A Must To Avoid

Das „Hamburger Abendblatt“ ist wie das „Entenhausener Amtsblatt“, und genauso wie es Spaß macht, in Entenhausen zu leben, macht es einen Menschen froh und zufrieden, im Hamburg des „Abendblattes“ zu leben. Nur wenn ein junger Mann, der zwischen der ganzen Rentenproblematik sowieso nichts zu suchen hat, dummdreist über den Film „Liane“ spottet, der uns gestern abend im Dritten Programm so viel Freude gemacht hat, der so rabiat zwischen superschrill und superscheußlich oszillierte, daß es die meisten nicht in den Sesseln hielt, dann also ärgern wir Entenhausener uns.

Schlimmer wird es allerdings, wenn „Stern“-Reporter über die Hamburger Nachtwelt ihr Lockerdeutsch ablassen und der alten Locker„szene“ nachtrauern. Geschehen ist dies im Hamburg-Special der Zeitschrift „Geo“, dem man ein „must to avoid“ erteilen müßte, hätten nicht mit Klaus von Dohnanyi, Franz Josef Strauß und Günter Netzer drei der schillernden Prominenten ihren Scherf in Form von Kolumnen beigetragen.

Einig war man sich in Entenhausen, daß wir das neue Ding gesehen haben. Es waren die Fleshtones in der Markthalle, ein ultra-zappeliger Kraftakt an Mikroständern, Saxophon, Gitarren und antiken Orgeln. Triumphierend wurden die Instrumente in die Höhe gerissen, wenn wieder so ein wildes Sixties-Gewimmer vorbei war. Nach drei Zugaben verließ die Band die Bühne, durch die Halle zur Theke im Vorraum drängend, Gitarren im Arm, Trommeln beklopfend und Mundharmonikas blasend.

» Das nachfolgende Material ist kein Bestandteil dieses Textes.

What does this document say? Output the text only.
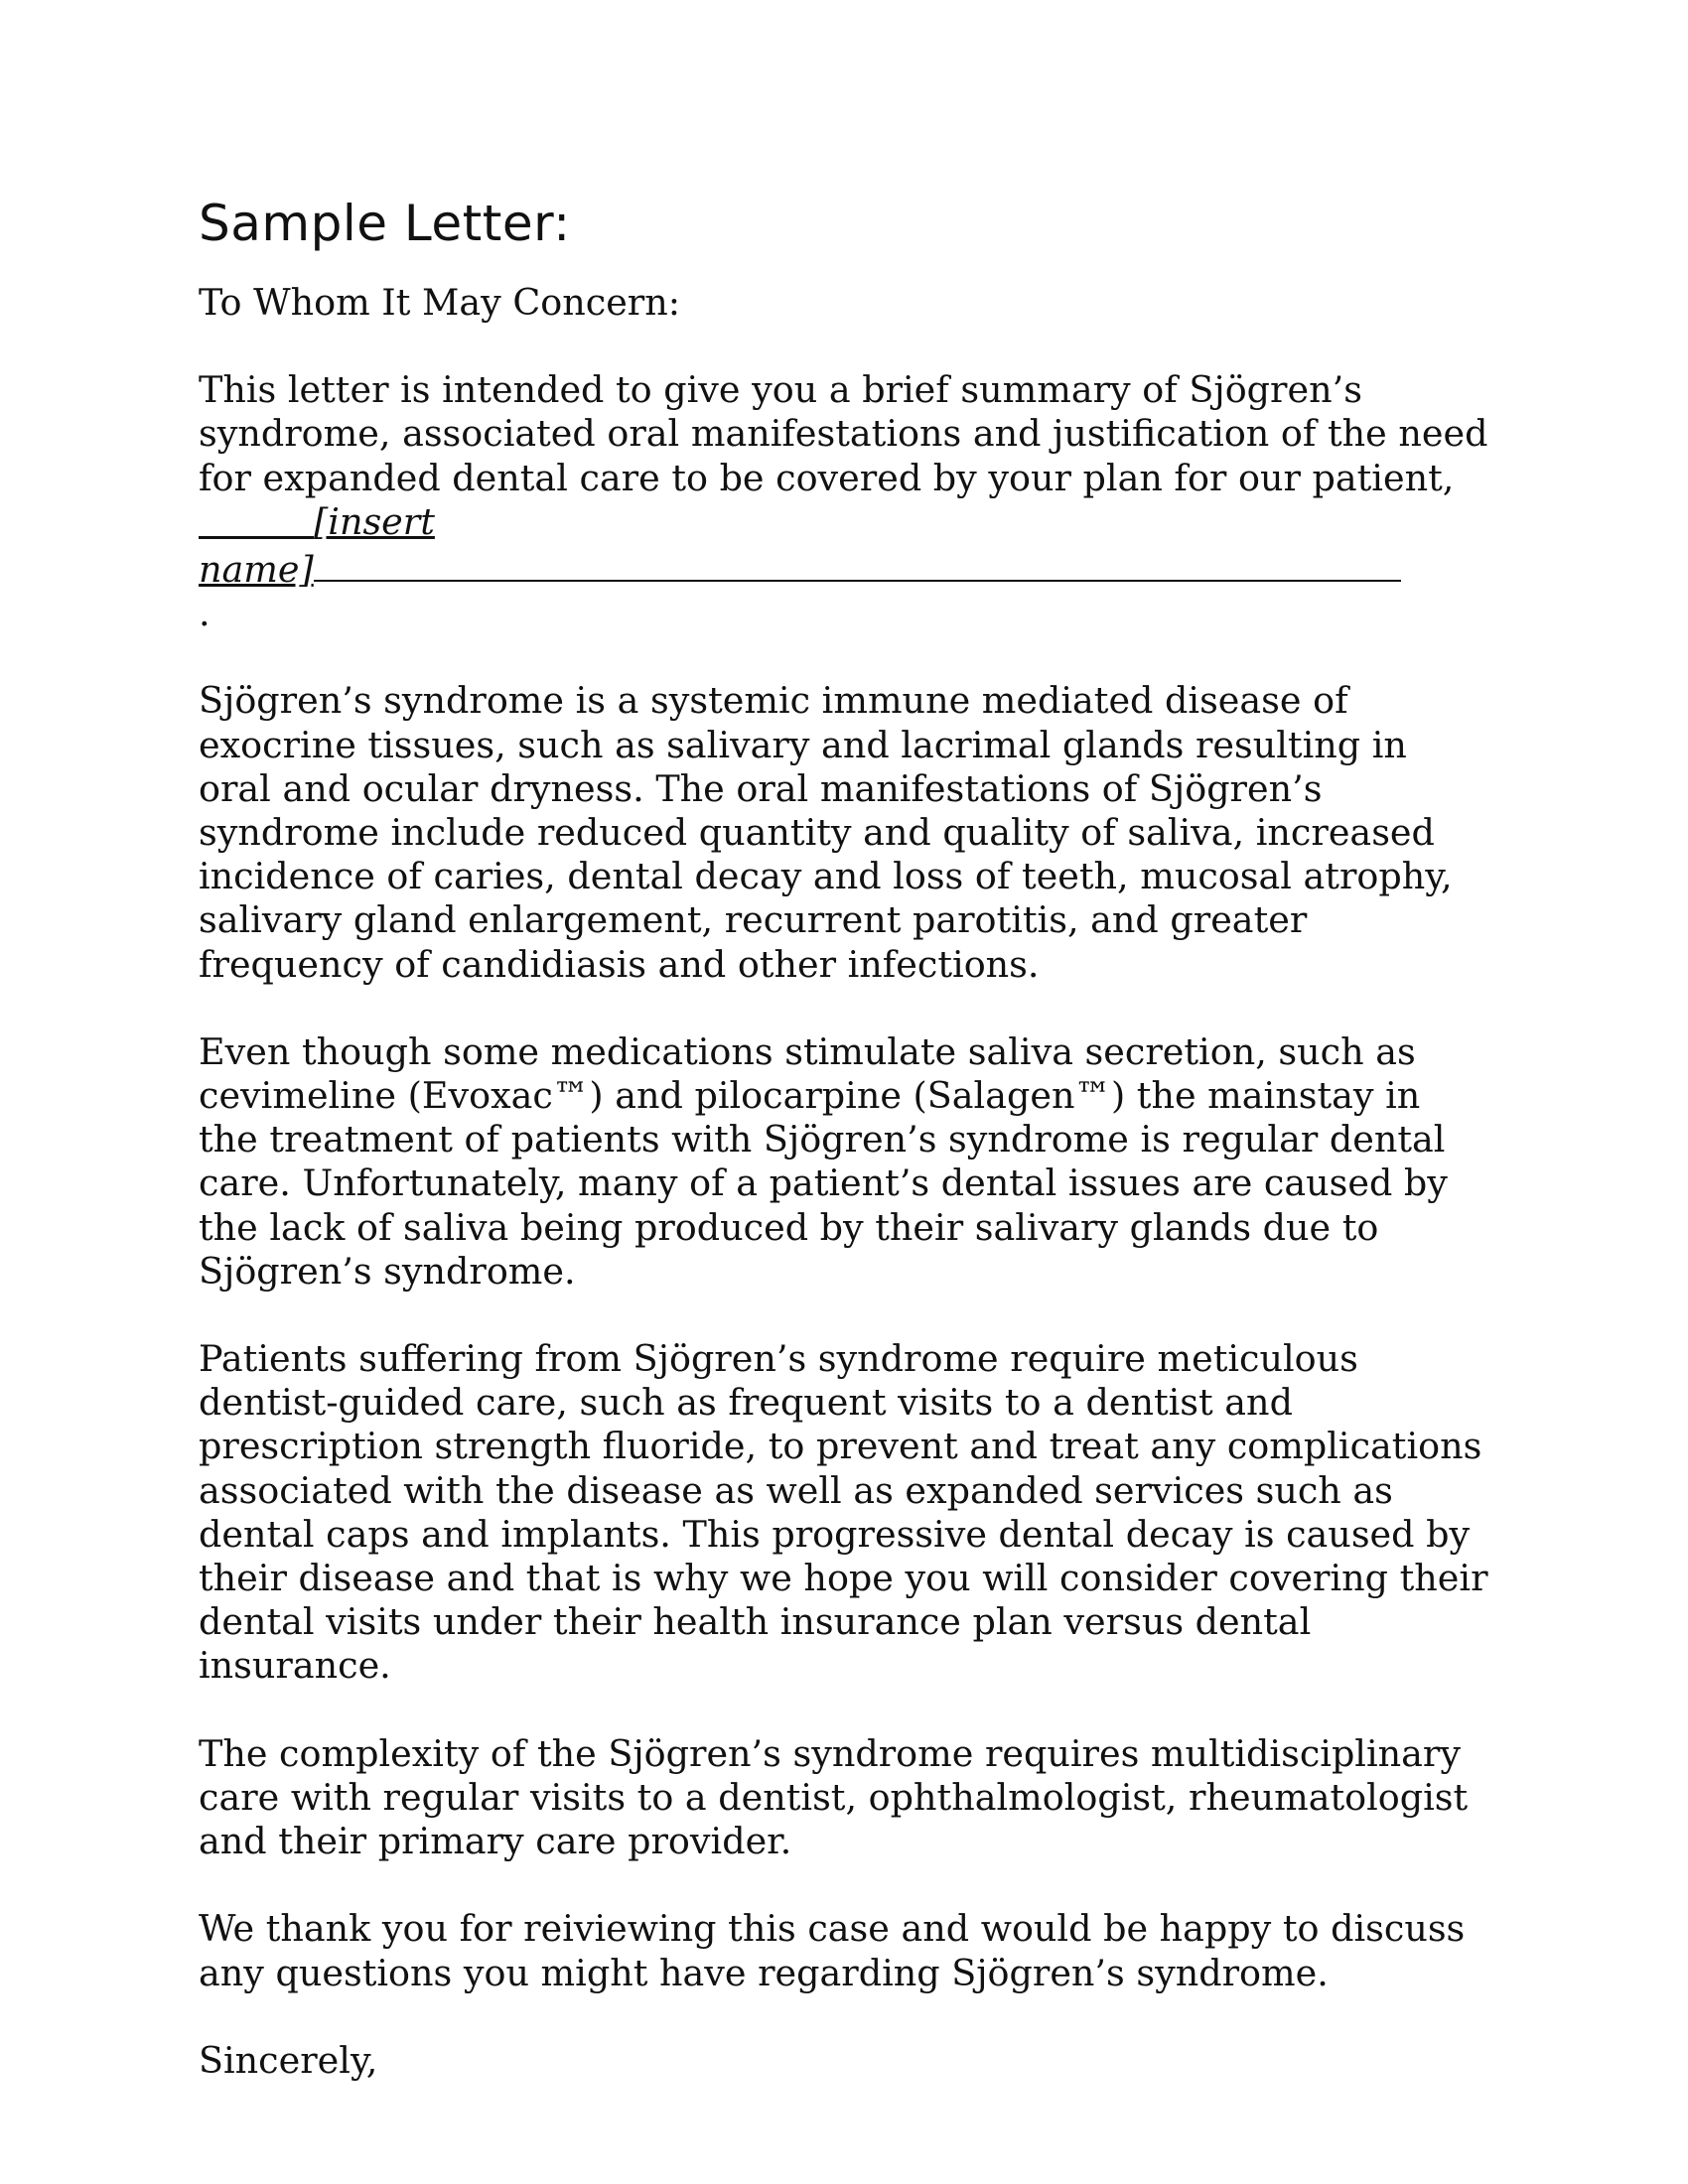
Sample Letter:

To Whom It May Concern:

This letter is intended to give you a brief summary of Sjögren’s syndrome, associated oral manifestations and justification of the need for expanded dental care to be covered by your plan for our patient,           [insert
name]

.

Sjögren’s syndrome is a systemic immune mediated disease of exocrine tissues, such as salivary and lacrimal glands resulting in oral and ocular dryness. The oral manifestations of Sjögren’s syndrome include reduced quantity and quality of saliva, increased incidence of caries, dental decay and loss of teeth, mucosal atrophy, salivary gland enlargement, recurrent parotitis, and greater frequency of candidiasis and other infections.

Even though some medications stimulate saliva secretion, such as cevimeline (Evoxac™) and pilocarpine (Salagen™) the mainstay in the treatment of patients with Sjögren’s syndrome is regular dental care. Unfortunately, many of a patient’s dental issues are caused by the lack of saliva being produced by their salivary glands due to Sjögren’s syndrome.

Patients suffering from Sjögren’s syndrome require meticulous dentist-guided care, such as frequent visits to a dentist and prescription strength fluoride, to prevent and treat any complications associated with the disease as well as expanded services such as dental caps and implants. This progressive dental decay is caused by their disease and that is why we hope you will consider covering their dental visits under their health insurance plan versus dental insurance.

The complexity of the Sjögren’s syndrome requires multidisciplinary care with regular visits to a dentist, ophthalmologist, rheumatologist and their primary care provider.

We thank you for reiviewing this case and would be happy to discuss any questions you might have regarding Sjögren’s syndrome.

Sincerely,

Einig waren wir uns auch, nicht zu Nina Hagen zu gehen. Ich bin nämlich hingegangen und habe nachgesehen, und es waren keine Entenhausener da. Die biederen Leutchen waren aus Quakenbrück oder Gänseburg angereist und bekamen ihre Provinzler-Vollbedienung. Nach einer kurzen Inspektion konnte ich mich glücklich aus dem überfüllten Raum retten, noch über den letzten Eindruck aus dem Saal sinnierend: Ein junger Mann, lange Haare, bunter Schal, der sich aus hilfloser Solidarität mit dem Prinzip des „Ausflippens“ die Augen schwarz geschminkt hatte, sang mit seligem Gesichtsausdruck Ninas kosmischen Quatsch mit. Ein Oberschülerpärchen knuffte sich unausgesetzt und raunte sich die Worte „stark“ und „geil“ zu.

Alan Vega hatte eine ganz reizende Orgelspielerin dabei. „Sie ist zum Ausgehen noch zu jung“, sagte er später im „Subito“. Er trat wie die Fleshtones öfters vor die Bühne und herzte seine Fans, der nette Mensch. Er hatte auch wieder den dicken Gitarristen vom letzten Jahr dabei, und vor allem „Je t’adore“ brachte er ganz hinreißend.

Was sonst noch lief, war nicht viel, meine Brüder und Schwestern. Laughing Clowns haben sich weiter verbessert und klingen jetzt wie eine Mischung aus den Buzzcocks und Charlie Mingus. Ihre Saxophonistin spielt wie Charles McPherson und sieht aus wie eine Schlampe im guten Sinne. Ed Küppers ist ein großer Mann geblieben.

Liquid Liquid sind ins Hampton-Grease-Band-Mäßige abgedriftet und haben sich am Abend vor ihrem Auftritt viele Freunde in der Stadt gemacht. 25 neue Freunde standen am nächsten Abend auf der Gästeliste. The Gist waren Scheiße.

Im Rap-Geschäft schließlich kam alles anders, als ich vorausgesagt hatte: Whodini zeigten die abendfüllende, rundum zufriedenstellende Trash- und Triviashow mit Kostümen und Publikumsbeteiligung. Kurtis Blow hingegen rappte zu den Platten seiner Kollegen und nannte es die Geschichte des Rap, von ihm selber nur risikolose Routine.